I have heard a lot about the girls, but it is important to note the amount of work Bernard and Agnes have taking care of them. Instead of having a moment of respite that you might have with one child, having two means that there is very little time to breathe, much less relax. Now don’t get me wrong, it isn’t all work, the twins are wonderful and it is well worth every minute of sleep you don’t get to see the character and nuance of each of the girls.
They are very different people – and you can immediately tell them apart. Miranda likes to rub her face against your chest back and forth much like you would a pillow when you are stretching, it is remarkably endearing. Eleanor looks at you intently, like there is nothing else in the world.
Miranda has more hair, is chubbier and squirmy, though loves nothing more than being held. Eleanor has longer limbs and fingers and toes, she has stronger legs and moves her arms more while feeding. I got to feed both of them. Miranda sucks down milk in gulps so that you can hear the air rushing into the bottle. In the time it takes Miranda to finish a bottle, Eleanor drinks maybe half, more like a third. She sips and takes her time. It might explain why Miranda is more prone to spitting up – though both did while I was there – never on me: Miranda did once on Bernard, though she ended up covering most of her face doing so – like a porcelain mask. On the last day both Miranda and Eleanor spit up on Agnes! It was quite the day, they went through 5 or six clothes changes that day. Poor Agnes.
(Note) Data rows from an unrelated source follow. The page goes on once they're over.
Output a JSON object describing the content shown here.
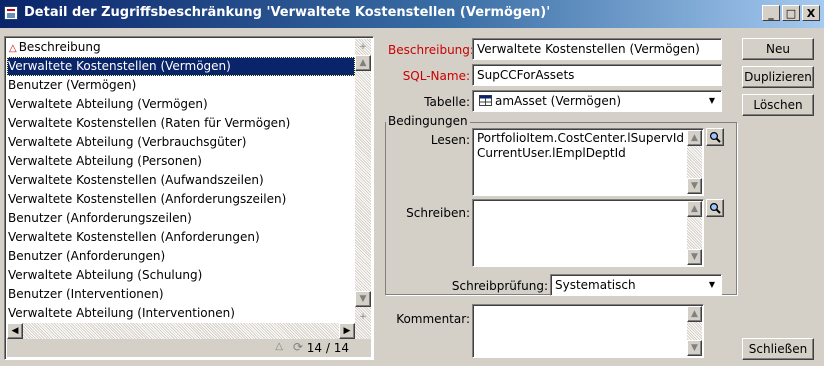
{
  "window": {
    "title": "Detail der Zugriffsbeschränkung 'Verwaltete Kostenstellen (Vermögen)'",
    "controls": [
      "_",
      "□",
      "X"
    ]
  },
  "list": {
    "header": "Beschreibung",
    "items": [
      "Verwaltete Kostenstellen (Vermögen)",
      "Benutzer (Vermögen)",
      "Verwaltete Abteilung (Vermögen)",
      "Verwaltete Kostenstellen (Raten für Vermögen)",
      "Verwaltete Abteilung (Verbrauchsgüter)",
      "Verwaltete Abteilung (Personen)",
      "Verwaltete Kostenstellen (Aufwandszeilen)",
      "Verwaltete Kostenstellen (Anforderungszeilen)",
      "Benutzer (Anforderungszeilen)",
      "Verwaltete Kostenstellen (Anforderungen)",
      "Benutzer (Anforderungen)",
      "Verwaltete Abteilung (Schulung)",
      "Benutzer (Interventionen)",
      "Verwaltete Abteilung (Interventionen)"
    ],
    "selected_index": 0,
    "count": "14 / 14"
  },
  "form": {
    "beschreibung_label": "Beschreibung:",
    "beschreibung_value": "Verwaltete Kostenstellen (Vermögen)",
    "sqlname_label": "SQL-Name:",
    "sqlname_value": "SupCCForAssets",
    "tabelle_label": "Tabelle:",
    "tabelle_value": "amAsset (Vermögen)",
    "bedingungen_label": "Bedingungen",
    "lesen_label": "Lesen:",
    "lesen_value": "PortfolioItem.CostCenter.lSupervId =\nCurrentUser.lEmplDeptId",
    "schreiben_label": "Schreiben:",
    "schreiben_value": "",
    "schreibpruefung_label": "Schreibprüfung:",
    "schreibpruefung_value": "Systematisch",
    "kommentar_label": "Kommentar:",
    "kommentar_value": ""
  },
  "buttons": {
    "neu": "Neu",
    "duplizieren": "Duplizieren",
    "loeschen": "Löschen",
    "schliessen": "Schließen"
  },
  "colors": {
    "required_label": "#cc0000",
    "selection": "#0a246a",
    "title_start": "#0a246a",
    "title_end": "#a6caf0"
  }
}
I am a terrible swaddler. When you swaddle you want to restrain their arms while they sleep. They say it calms them down, my mother says they will scare themselves with their arms because they don’t know they are there yet. The end result is the same, they are more calm, but I side with my mother on this one. Both Eleanor and Miranda got out of my swaddles, and you would find their hands in their faces while they woke and cried.
I changed my first diaper too, never a poopy one, Bern and Agnes can do those, but diaper changes are pretty easy compared to what they must have been before Pampers and Huggies – I have new found respect for my mom and dad for having three kids in four years.
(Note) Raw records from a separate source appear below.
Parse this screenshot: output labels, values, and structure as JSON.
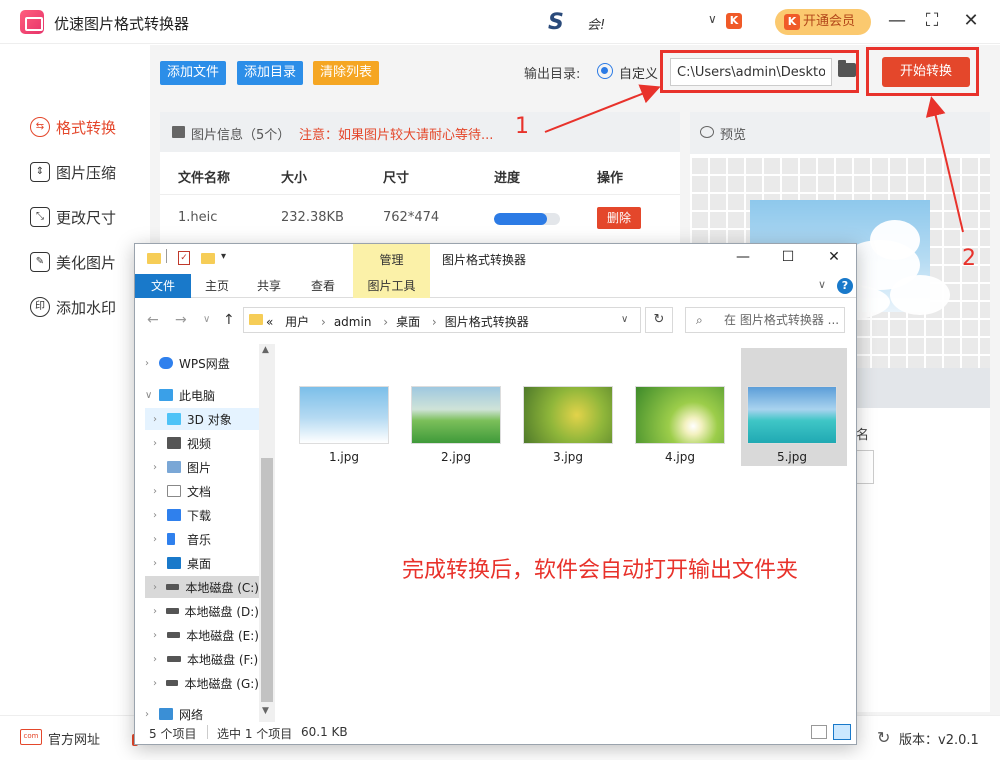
{
  "app": {
    "title": "优速图片格式转换器",
    "user_name": "会!",
    "vip_label": "开通会员",
    "brand_color": "#e4472b"
  },
  "sidebar": {
    "items": [
      {
        "label": "格式转换",
        "icon": "convert-icon",
        "active": true
      },
      {
        "label": "图片压缩",
        "icon": "compress-icon",
        "active": false
      },
      {
        "label": "更改尺寸",
        "icon": "resize-icon",
        "active": false
      },
      {
        "label": "美化图片",
        "icon": "beautify-icon",
        "active": false
      },
      {
        "label": "添加水印",
        "icon": "watermark-icon",
        "active": false
      }
    ]
  },
  "toolbar": {
    "add_file": "添加文件",
    "add_dir": "添加目录",
    "clear_list": "清除列表",
    "output_dir_label": "输出目录:",
    "custom_option": "自定义",
    "output_path": "C:\\Users\\admin\\Desktop",
    "start_button": "开始转换"
  },
  "file_panel": {
    "title": "图片信息（5个）",
    "warning": "注意：如果图片较大请耐心等待...",
    "columns": [
      "文件名称",
      "大小",
      "尺寸",
      "进度",
      "操作"
    ],
    "rows": [
      {
        "name": "1.heic",
        "size": "232.38KB",
        "dimensions": "762*474",
        "progress": 0.8,
        "action": "删除"
      }
    ]
  },
  "preview": {
    "label": "预览",
    "field_label_stub": "名"
  },
  "bottom": {
    "official_site": "官方网址",
    "version": "版本：v2.0.1"
  },
  "annotations": {
    "step1": "1",
    "step2": "2"
  },
  "explorer": {
    "title": "图片格式转换器",
    "manage_tab": "管理",
    "ribbon_tabs": [
      "文件",
      "主页",
      "共享",
      "查看",
      "图片工具"
    ],
    "breadcrumb": [
      "«",
      "用户",
      "admin",
      "桌面",
      "图片格式转换器"
    ],
    "search_placeholder": "在 图片格式转换器 ...",
    "tree": [
      {
        "label": "WPS网盘",
        "icon": "cloud-icon"
      },
      {
        "label": "此电脑",
        "icon": "computer-icon"
      },
      {
        "label": "3D 对象",
        "icon": "cube-icon"
      },
      {
        "label": "视频",
        "icon": "video-icon"
      },
      {
        "label": "图片",
        "icon": "pictures-icon"
      },
      {
        "label": "文档",
        "icon": "documents-icon"
      },
      {
        "label": "下载",
        "icon": "download-icon"
      },
      {
        "label": "音乐",
        "icon": "music-icon"
      },
      {
        "label": "桌面",
        "icon": "desktop-icon"
      },
      {
        "label": "本地磁盘 (C:)",
        "icon": "drive-icon"
      },
      {
        "label": "本地磁盘 (D:)",
        "icon": "drive-icon"
      },
      {
        "label": "本地磁盘 (E:)",
        "icon": "drive-icon"
      },
      {
        "label": "本地磁盘 (F:)",
        "icon": "drive-icon"
      },
      {
        "label": "本地磁盘 (G:)",
        "icon": "drive-icon"
      },
      {
        "label": "网络",
        "icon": "network-icon"
      }
    ],
    "files": [
      {
        "name": "1.jpg"
      },
      {
        "name": "2.jpg"
      },
      {
        "name": "3.jpg"
      },
      {
        "name": "4.jpg"
      },
      {
        "name": "5.jpg",
        "selected": true
      }
    ],
    "message": "完成转换后，软件会自动打开输出文件夹",
    "status": {
      "count": "5 个项目",
      "selected": "选中 1 个项目",
      "size": "60.1 KB"
    }
  }
}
The best is feeding the kids, you would think it would be playing with them, but they are really young and don’t understand playing yet. What they do understand is “I am hungry or uncomfortable,” “why aren’t you feeding me?” “ah, you are the one feeding me, thank you.” So being the hero with the bottle means you get content looks, smiles and direct contact of someone grateful that you are there. Can there be any better feeling?
I was going to talk about everything that happened while I was visiting, but instead I leave you with this: there is something about having kids that makes life make sense. Bern’s kids made me want a family.
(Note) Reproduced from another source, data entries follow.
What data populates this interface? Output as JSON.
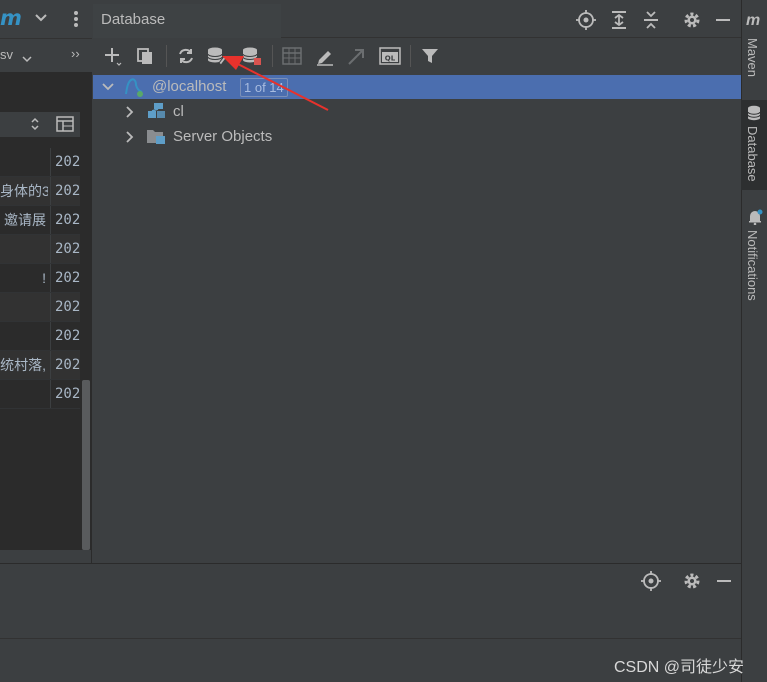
{
  "left": {
    "logo": "m",
    "sub_text": "sv",
    "rows": [
      {
        "a": "",
        "b": "202"
      },
      {
        "a": "身体的3",
        "b": "202"
      },
      {
        "a": "邀请展",
        "b": "202"
      },
      {
        "a": "",
        "b": "202"
      },
      {
        "a": "!",
        "b": "202"
      },
      {
        "a": "",
        "b": "202"
      },
      {
        "a": "",
        "b": "202"
      },
      {
        "a": "统村落,",
        "b": "202"
      },
      {
        "a": "",
        "b": "202"
      }
    ]
  },
  "database": {
    "title": "Database",
    "tree": {
      "root_label": "@localhost",
      "root_badge": "1 of 14",
      "children": [
        "cl",
        "Server Objects"
      ]
    }
  },
  "right_strip": {
    "maven": "Maven",
    "database": "Database",
    "notifications": "Notifications"
  },
  "watermark": "CSDN @司徒少安",
  "colors": {
    "background": "#3c3f41",
    "selection": "#4b6eaf",
    "accent_blue": "#3592c4",
    "annotation_arrow": "#e8322c"
  }
}
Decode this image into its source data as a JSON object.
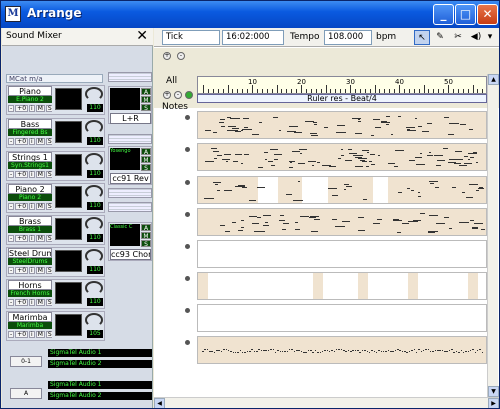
{
  "window": {
    "title": "Arrange",
    "app_icon": "M",
    "controls": [
      "minimize-icon",
      "maximize-icon",
      "close-icon"
    ]
  },
  "mixer": {
    "title": "Sound Mixer",
    "close_glyph": "✕",
    "category": "MCat m/a",
    "control_labels": {
      "minus": "-",
      "plus": "+0",
      "i": "i",
      "m": "M",
      "s": "S"
    },
    "channels": [
      {
        "name": "Piano",
        "instrument": "E.Piano 2",
        "value": "110"
      },
      {
        "name": "Bass",
        "instrument": "Fingered Bs",
        "value": "110"
      },
      {
        "name": "Strings 1",
        "instrument": "Syn.Strings1",
        "value": "110"
      },
      {
        "name": "Piano 2",
        "instrument": "Piano 2",
        "value": "110"
      },
      {
        "name": "Brass",
        "instrument": "Brass 1",
        "value": "110"
      },
      {
        "name": "Steel Drum",
        "instrument": "SteelDrums",
        "value": "110"
      },
      {
        "name": "Horns",
        "instrument": "French Horns",
        "value": "110"
      },
      {
        "name": "Marimba",
        "instrument": "Marimba",
        "value": "105"
      }
    ],
    "master_label": "L+R",
    "effects": [
      {
        "preset": "Yosengo",
        "label": "cc91 Rev"
      },
      {
        "preset": "Classic C",
        "label": "cc93 Chor"
      }
    ],
    "fx_buttons": [
      "A",
      "M",
      "S"
    ],
    "outputs": [
      {
        "button": "0-1",
        "devices": [
          "SigmaTel Audio 1",
          "SigmaTel Audio 2"
        ]
      },
      {
        "button": "A",
        "devices": [
          "SigmaTel Audio 1",
          "SigmaTel Audio 2"
        ]
      }
    ]
  },
  "toolbar": {
    "snap_value": "Tick",
    "time_value": "16:02:000",
    "tempo_label": "Tempo",
    "tempo_value": "108.000",
    "tempo_unit": "bpm",
    "tools": [
      "pointer-icon",
      "pencil-icon",
      "scissors-icon",
      "speaker-icon"
    ]
  },
  "arrange": {
    "all_label": "All",
    "notes_label": "Notes",
    "ruler_label": "Ruler res - Beat/4",
    "ruler_numbers": [
      "10",
      "20",
      "30",
      "40",
      "50"
    ]
  }
}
I was glad to be able to do the uncle thing and get away – parents don’t get to get away, they fret and worry and take care of their kids through years of angst and worry. It gets harder, not easier, and when they go away years later, I can’t imagine the emptiness it brings. Take better care of your mother and father, they remember when you rubbed your face into their chest and looked at them with unconditional eyes, they remember bringing you what you needed and in an unabashed look of contentment, told them you were grateful. Tell your parents you love them, for a parent, can there be any better feeling?